The adoption of the proposed modifications of the current SRI assessment methodology would have significant real-world implications, which are discussed as follows:

• The current SRI methodology has a greater dependence on the manner in which the building is evaluated. This particular method of evaluation introduces subjectivity into the scoring process, hence posing challenges in comparing the results of buildings across different European nations.
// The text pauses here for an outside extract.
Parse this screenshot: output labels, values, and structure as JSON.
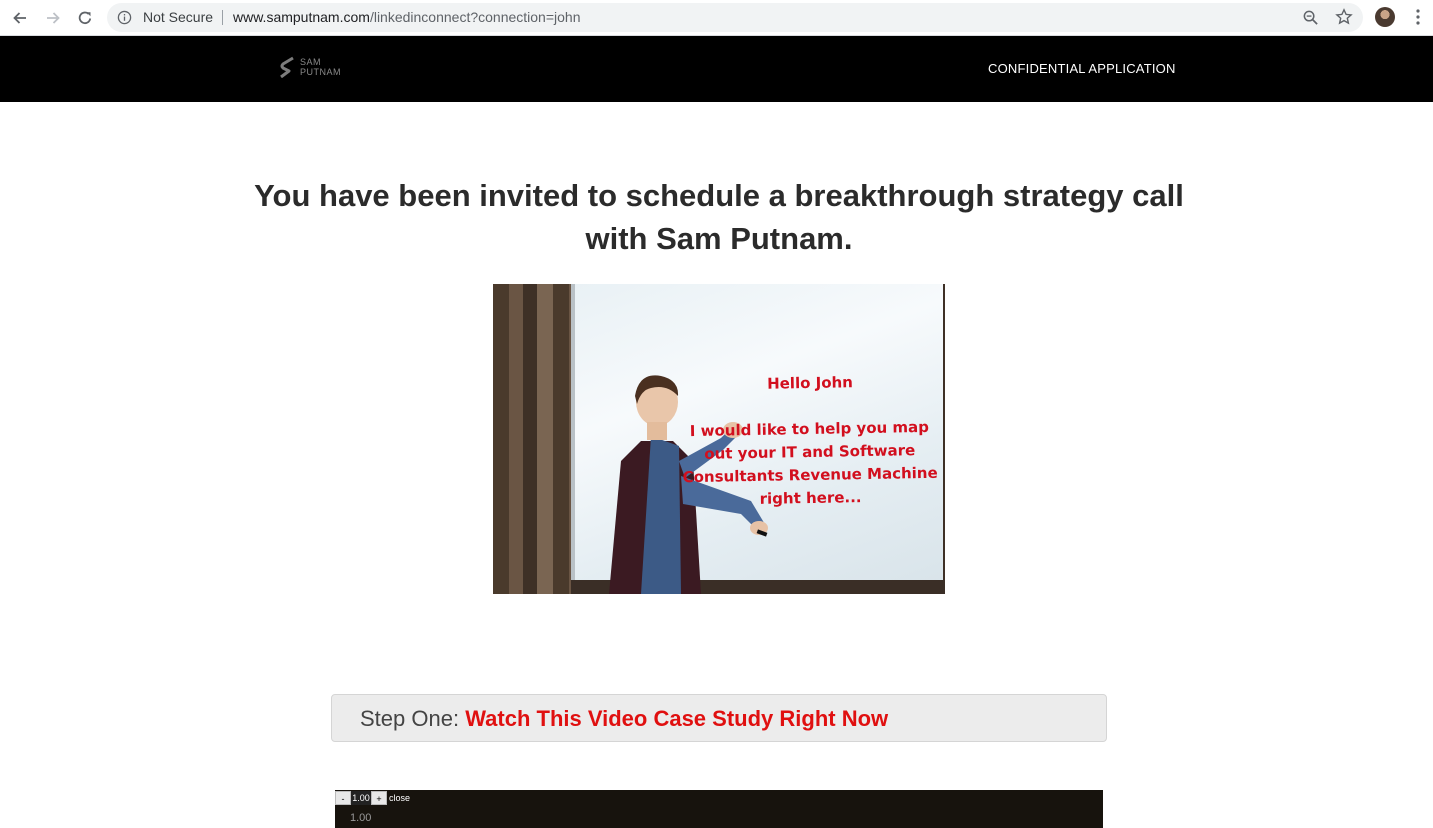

Nevertheless, the suggested changes would enable individuals to render quantitative assessments, leading to a standardized score that would be more universally applicable and comparable.
• The adoption of a more objective and standardized SRI methodology would provide policymakers with more reliable data on building smart readiness. These data could be used to develop more effective and targeted policies to incentivize the adoption of smart technologies in buildings, promoting energy efficiency and sustainability.
• With a standardized SRI methodology, investors and stakeholders from different European nations would have a more reliable basis for assessing the smart readiness of buildings across borders. This increased confidence in the SRI scores could stimulate cross-border investments in energy-efficient and smart buildings.
• By providing a quantitative and comparable assessment of smart readiness, this would allow the facilitating of the transfer of best practices and smart technologies between different buildings and countries. This knowledge exchange could lead to accelerated advancements in smart building solutions.
• By making the SRI methodology more objective and standardized, the reliability and accuracy of the smart readiness assessment will improve. When integrated with the EPC, this comprehensive evaluation can provide a more holistic understanding of a building’s overall performance, encompassing both its energy efficiency and its smart features.

5.2. Future Work

The future work on the SRI framework shall continue the attempts to make the framework more objective. In reference [24], the authors proposed a mathematical model to address the SRI key functionality Respond to the needs of the grid and made an attempt to make it more objective and quantitative. The next step should be to combine this quantitative methodology with the one proposed in this paper and come up with an improved framework which would take advantage of both qualitative and quantitative approaches and produce more comparable SRI scores. Also, a much more detailed scoring system could be conceived, where instead of assigning a value of one to buildings that conform with standards, a grading system could be deployed, meaning a variety of different scores (less than one) can be given to variety of readings obtained from the building for different impact criteria.